Ginecologi, il parto cesareo non è un “reato”

Ginecologi, il parto cesareo non è un “reato”

Il mondo della ginecologia e dell’ostetricia è un “osservato speciale” da parte del Ministero, e, in particolare, lo è il parto cesareo, ma gli specialisti non ci stanno

da in Ginecologia, Gravidanza, Ministero della Salute, News Salute, Parto Cesareo, Sanità
Ultimo aggiornamento:

    Il parto cesareo non è da criminalizzare

    Dopo le polemiche, gli interventi delle autorità e i Nas in sala parto, gli “addetti ai lavori”, i ginecologi vogliono dire la loro: il parto cesareo non è un reato e come tale non può e non deve essere criminalizzato. Non deve essere generalizzato, ma nemmeno equiparato a un reato, a una pratica fuori legge, lesiva dei diritti e dei doveri concessi e imposti dalla società civile.

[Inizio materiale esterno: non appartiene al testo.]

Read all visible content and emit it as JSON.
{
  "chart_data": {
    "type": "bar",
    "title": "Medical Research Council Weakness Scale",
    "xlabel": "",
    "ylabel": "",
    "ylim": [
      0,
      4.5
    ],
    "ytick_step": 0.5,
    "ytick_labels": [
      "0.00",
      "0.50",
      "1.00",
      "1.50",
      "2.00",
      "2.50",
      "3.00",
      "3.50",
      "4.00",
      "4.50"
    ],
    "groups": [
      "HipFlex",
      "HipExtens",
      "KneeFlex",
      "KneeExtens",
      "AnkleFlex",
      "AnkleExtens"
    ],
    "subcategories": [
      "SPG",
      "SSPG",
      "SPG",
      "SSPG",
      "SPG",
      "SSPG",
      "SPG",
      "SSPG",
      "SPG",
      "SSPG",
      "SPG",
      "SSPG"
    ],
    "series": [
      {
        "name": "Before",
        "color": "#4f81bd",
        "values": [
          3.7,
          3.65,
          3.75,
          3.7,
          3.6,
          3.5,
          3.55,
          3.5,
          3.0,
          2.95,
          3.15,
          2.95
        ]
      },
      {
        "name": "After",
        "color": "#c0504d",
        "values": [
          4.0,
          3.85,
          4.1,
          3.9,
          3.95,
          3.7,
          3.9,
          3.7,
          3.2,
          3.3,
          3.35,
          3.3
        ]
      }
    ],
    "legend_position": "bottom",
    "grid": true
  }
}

    Non è una questione di quanto ma di come. ”Basta con le ideologie. Lasciate lavorare i ginecologi in pace. Il parto cesareo non è un reato. Quando lo si fa è solo per salvaguardare la salute della mamma e del bambino. Non si deve considerare più bravo chi fa meno cesarei, ma chi fa meno danni”. Ecco come reagisce alla situazione attuale, ai controlli effettuati in molte strutture sanitarie italiane, un esperto, il dottor Claudio Giorlandino, ginecologo, segretario generale della Sidip, Società Italiana di Diagnosi Prenatale e Medicina Materno Fetale.

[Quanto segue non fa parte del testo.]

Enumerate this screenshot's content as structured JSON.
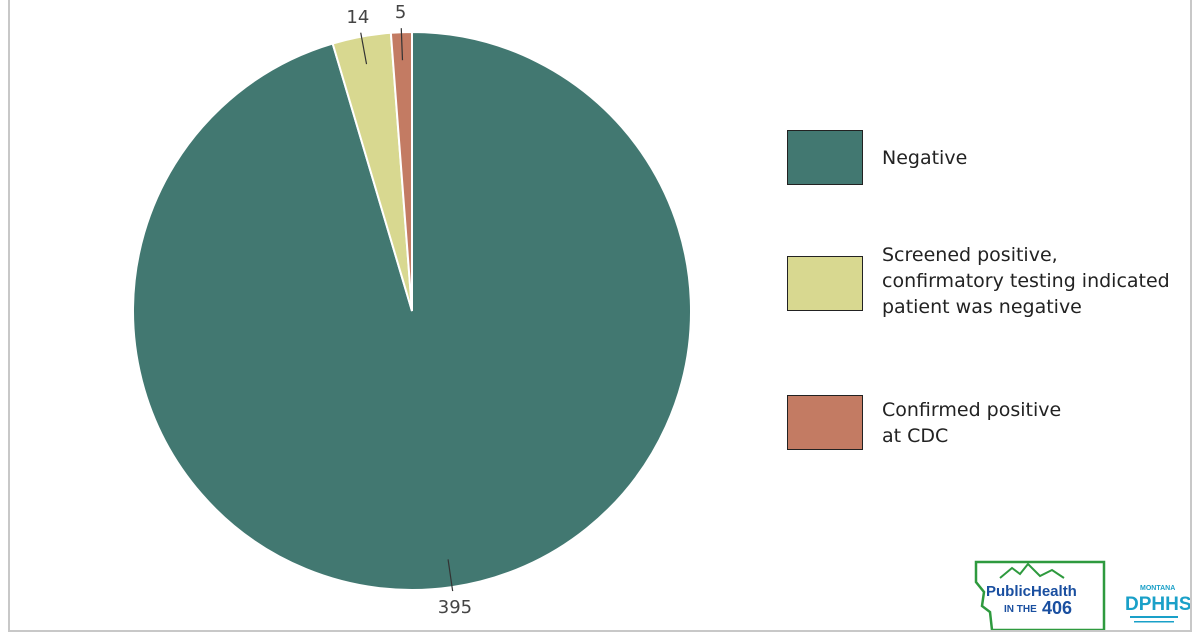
{
  "chart_data": {
    "type": "pie",
    "title": "",
    "slices": [
      {
        "label": "Negative",
        "value": 395,
        "color": "#427871"
      },
      {
        "label": "Screened positive,\nconfirmatory testing indicated\npatient was negative",
        "value": 14,
        "color": "#d8d890"
      },
      {
        "label": "Confirmed positive\nat CDC",
        "value": 5,
        "color": "#c37b63"
      }
    ],
    "legend_position": "right",
    "value_labels": [
      "395",
      "14",
      "5"
    ]
  },
  "logos": {
    "publichealth": {
      "line1": "PublicHealth",
      "line2": "IN THE",
      "line3": "406",
      "primary_color": "#1a4fa0",
      "accent_color": "#2e9a3e"
    },
    "dphhs": {
      "top": "MONTANA",
      "main": "DPHHS",
      "color": "#1aa0c8"
    }
  }
}
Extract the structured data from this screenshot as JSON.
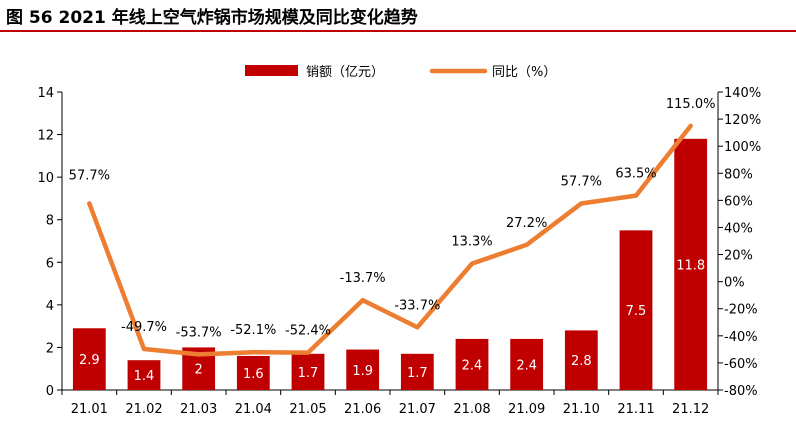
{
  "title": "图 56 2021 年线上空气炸锅市场规模及同比变化趋势",
  "chart_data": {
    "type": "bar",
    "categories": [
      "21.01",
      "21.02",
      "21.03",
      "21.04",
      "21.05",
      "21.06",
      "21.07",
      "21.08",
      "21.09",
      "21.10",
      "21.11",
      "21.12"
    ],
    "series": [
      {
        "name": "销额（亿元）",
        "type": "bar",
        "axis": "left",
        "color": "#c00000",
        "values": [
          2.9,
          1.4,
          2,
          1.6,
          1.7,
          1.9,
          1.7,
          2.4,
          2.4,
          2.8,
          7.5,
          11.8
        ],
        "labels": [
          "2.9",
          "1.4",
          "2",
          "1.6",
          "1.7",
          "1.9",
          "1.7",
          "2.4",
          "2.4",
          "2.8",
          "7.5",
          "11.8"
        ]
      },
      {
        "name": "同比（%）",
        "type": "line",
        "axis": "right",
        "color": "#ed7d31",
        "values": [
          57.7,
          -49.7,
          -53.7,
          -52.1,
          -52.4,
          -13.7,
          -33.7,
          13.3,
          27.2,
          57.7,
          63.5,
          115.0
        ],
        "labels": [
          "57.7%",
          "-49.7%",
          "-53.7%",
          "-52.1%",
          "-52.4%",
          "-13.7%",
          "-33.7%",
          "13.3%",
          "27.2%",
          "57.7%",
          "63.5%",
          "115.0%"
        ]
      }
    ],
    "y_left": {
      "min": 0,
      "max": 14,
      "ticks": [
        0,
        2,
        4,
        6,
        8,
        10,
        12,
        14
      ],
      "tick_labels": [
        "0",
        "2",
        "4",
        "6",
        "8",
        "10",
        "12",
        "14"
      ]
    },
    "y_right": {
      "min": -80,
      "max": 140,
      "ticks": [
        -80,
        -60,
        -40,
        -20,
        0,
        20,
        40,
        60,
        80,
        100,
        120,
        140
      ],
      "tick_labels": [
        "-80%",
        "-60%",
        "-40%",
        "-20%",
        "0%",
        "20%",
        "40%",
        "60%",
        "80%",
        "100%",
        "120%",
        "140%"
      ]
    },
    "legend": [
      "销额（亿元）",
      "同比（%）"
    ],
    "legend_position": "top",
    "grid": false
  }
}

    I ginecologi si sentono offesi, ma soprattutto, colpiti ingiustamente dai recenti provvedimenti del Ministro della Salute. ”Il malcontento della maggior parte dei ginecologi italiani corre sul web.

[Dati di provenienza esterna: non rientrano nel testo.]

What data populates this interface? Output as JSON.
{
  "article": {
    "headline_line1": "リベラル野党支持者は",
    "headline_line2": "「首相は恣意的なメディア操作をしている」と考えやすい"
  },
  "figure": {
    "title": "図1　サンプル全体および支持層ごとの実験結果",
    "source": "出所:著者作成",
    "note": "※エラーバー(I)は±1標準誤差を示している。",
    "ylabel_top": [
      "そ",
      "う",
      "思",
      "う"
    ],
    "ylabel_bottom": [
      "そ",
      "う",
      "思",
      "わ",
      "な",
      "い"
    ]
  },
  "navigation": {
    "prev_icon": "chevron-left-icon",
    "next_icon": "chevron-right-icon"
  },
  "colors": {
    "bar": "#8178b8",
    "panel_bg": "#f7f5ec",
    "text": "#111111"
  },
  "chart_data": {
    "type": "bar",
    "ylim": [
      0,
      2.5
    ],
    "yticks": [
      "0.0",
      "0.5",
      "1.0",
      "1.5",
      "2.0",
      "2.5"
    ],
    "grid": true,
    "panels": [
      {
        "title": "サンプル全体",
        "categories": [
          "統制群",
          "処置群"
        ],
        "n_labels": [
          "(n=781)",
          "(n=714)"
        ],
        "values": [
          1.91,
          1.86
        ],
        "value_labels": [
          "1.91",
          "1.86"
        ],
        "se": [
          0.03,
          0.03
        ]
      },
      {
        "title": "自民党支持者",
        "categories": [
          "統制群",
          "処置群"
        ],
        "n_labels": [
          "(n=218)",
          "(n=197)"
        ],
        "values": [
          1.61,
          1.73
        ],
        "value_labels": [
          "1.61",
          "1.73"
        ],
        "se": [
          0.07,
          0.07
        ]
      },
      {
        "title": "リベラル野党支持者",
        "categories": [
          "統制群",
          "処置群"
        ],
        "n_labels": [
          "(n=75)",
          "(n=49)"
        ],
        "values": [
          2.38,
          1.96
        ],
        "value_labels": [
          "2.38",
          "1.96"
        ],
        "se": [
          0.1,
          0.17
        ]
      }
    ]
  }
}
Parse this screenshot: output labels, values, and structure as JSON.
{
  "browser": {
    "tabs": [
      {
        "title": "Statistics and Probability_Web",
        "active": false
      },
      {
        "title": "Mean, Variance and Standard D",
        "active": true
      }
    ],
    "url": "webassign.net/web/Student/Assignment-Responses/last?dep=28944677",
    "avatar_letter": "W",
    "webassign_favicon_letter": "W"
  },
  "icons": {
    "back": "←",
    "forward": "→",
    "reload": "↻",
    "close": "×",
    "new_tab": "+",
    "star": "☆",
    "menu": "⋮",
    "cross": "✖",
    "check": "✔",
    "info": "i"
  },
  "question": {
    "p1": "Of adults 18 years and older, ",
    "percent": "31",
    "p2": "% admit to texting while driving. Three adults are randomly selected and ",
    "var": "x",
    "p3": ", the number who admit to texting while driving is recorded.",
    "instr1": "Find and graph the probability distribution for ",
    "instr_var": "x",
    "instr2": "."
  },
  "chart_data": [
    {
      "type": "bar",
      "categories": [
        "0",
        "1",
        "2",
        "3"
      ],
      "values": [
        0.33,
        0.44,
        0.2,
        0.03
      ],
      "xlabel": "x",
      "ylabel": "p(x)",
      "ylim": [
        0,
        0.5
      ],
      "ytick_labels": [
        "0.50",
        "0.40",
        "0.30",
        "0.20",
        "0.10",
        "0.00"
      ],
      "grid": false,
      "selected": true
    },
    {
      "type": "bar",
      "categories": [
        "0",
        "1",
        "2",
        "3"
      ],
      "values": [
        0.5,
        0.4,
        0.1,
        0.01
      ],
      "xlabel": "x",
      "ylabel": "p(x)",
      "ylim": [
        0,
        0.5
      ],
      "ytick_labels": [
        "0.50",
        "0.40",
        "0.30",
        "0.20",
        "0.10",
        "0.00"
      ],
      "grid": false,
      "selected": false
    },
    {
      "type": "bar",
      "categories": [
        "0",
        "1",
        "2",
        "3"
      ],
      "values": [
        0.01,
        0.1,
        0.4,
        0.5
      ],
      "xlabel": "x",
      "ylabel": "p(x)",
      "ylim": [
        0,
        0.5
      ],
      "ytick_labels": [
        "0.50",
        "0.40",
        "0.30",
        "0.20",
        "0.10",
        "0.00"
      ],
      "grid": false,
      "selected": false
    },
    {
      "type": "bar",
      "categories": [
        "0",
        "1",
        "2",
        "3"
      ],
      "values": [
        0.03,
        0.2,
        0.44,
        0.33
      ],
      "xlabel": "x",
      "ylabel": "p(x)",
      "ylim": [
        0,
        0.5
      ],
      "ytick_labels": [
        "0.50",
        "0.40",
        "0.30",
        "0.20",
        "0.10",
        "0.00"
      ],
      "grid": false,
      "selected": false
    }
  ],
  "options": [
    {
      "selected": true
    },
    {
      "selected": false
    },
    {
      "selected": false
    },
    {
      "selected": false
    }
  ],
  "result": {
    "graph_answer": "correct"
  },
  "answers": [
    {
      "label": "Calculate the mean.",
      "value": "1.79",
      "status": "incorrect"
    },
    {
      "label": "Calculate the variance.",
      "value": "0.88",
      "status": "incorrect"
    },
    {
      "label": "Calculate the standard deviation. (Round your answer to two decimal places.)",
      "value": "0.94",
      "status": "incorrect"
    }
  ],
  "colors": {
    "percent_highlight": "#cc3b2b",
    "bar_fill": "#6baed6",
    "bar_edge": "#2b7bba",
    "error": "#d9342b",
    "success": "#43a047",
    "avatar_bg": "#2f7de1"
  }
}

    Anche i medici hanno i loro blog e da questi viene fuori, soprattutto negli ultimi giorni, un forte malcontento per la decisione del Ministro della Salute Balduzzi di inviare i Nas in sala parto per controllare che non vengano eseguiti troppi tagli cesarei. Il mondo dell’ostetricia vive giorni di tensione, ansia. I ginecologi si sentono controllati, sono sotto pressione. Da una parte continue denunce per tagli cesarei non effettuati (o effettuati troppo tardi), dall’altra spinte ideologiche a ridurne il numero” ha aggiunto Giorlandino.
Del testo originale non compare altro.